Après une riche et inspirante saison au café des jardiniers, dans le merveilleux jardin des Méditerranées du Domaine du Rayol, au coté du chef Christophe Pinel qui deviendra un ami, Pierre-André a ressenti le besoin de faire le point. Cela faisait déjà quelques années qu’il s’était reconverti au métier de cuisinier et il était temps de penser à l’étape d’après.

Et quoi de mieux pour penser que de marcher? (rester immobile peut-être mais c’est encore plus dur!). La marche a cet effet efficace, pour peu qu’elle soit pratiquée dans un relatif silence et dans des endroits agréables, de pouvoir mettre en route l’esprit. En particulier, si cette marche se continue sur plusieurs jours, voire quelques semaines, elle alors devient un outil très puissant pour réfléchir aux choses.

Et en Europe, s’il y a bien un chemin qui permet de marcher tout en réfléchissant (sans non plus se ruiner), c’est bien celui qui mène à St-Jacques de Compostelle.

C’est ainsi que Pierre-André se mit donc en route sur son chemin, un 8 décembre 2012 depuis Irun au pays Basque pour un périple qui durera finalement presque 4 mois et demi et l’amènera également à parcourir le Portugal du Nord au Sud ainsi qu’une partie de l’Andalousie, au grès des rencontres et des expériences culinaires.

Alors que produire et se nourrir localement semble déjà une évidence, quant est-il des énergies que l’on utilise pour cuisiner? Serait-il possible de produire localement l’énergie nécessaire pour cuire les aliments, pour les réfrigérer, sous quelle forme, avec quel impact?

L’idée d’un restaurant qui fonctionnerait avec les énergies disponibles localement avait déjà germé dans l’esprit de Pierre-André mais c’est cette marche qui lui a donné corps et a motivé Pierre-André à tenter cette aventure qui est devenu le projet de restaurant solaire Le Présage.

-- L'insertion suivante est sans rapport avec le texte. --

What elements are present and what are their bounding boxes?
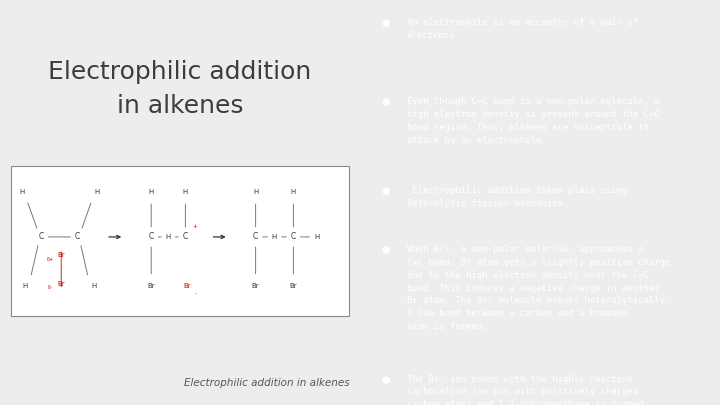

Le soleil est une ressource largement distribué à Marseille et c’est tout naturellement que Pierre-André, originaire de cette ville, s’intéressa aux possibilités offertes par la cuisine solaire. Après des rencontres, des tests, il se rend compte qu’il n’existe pas encore de solutions équivalente à un fourneau de cuisine professionnel… y’a plus qu’à!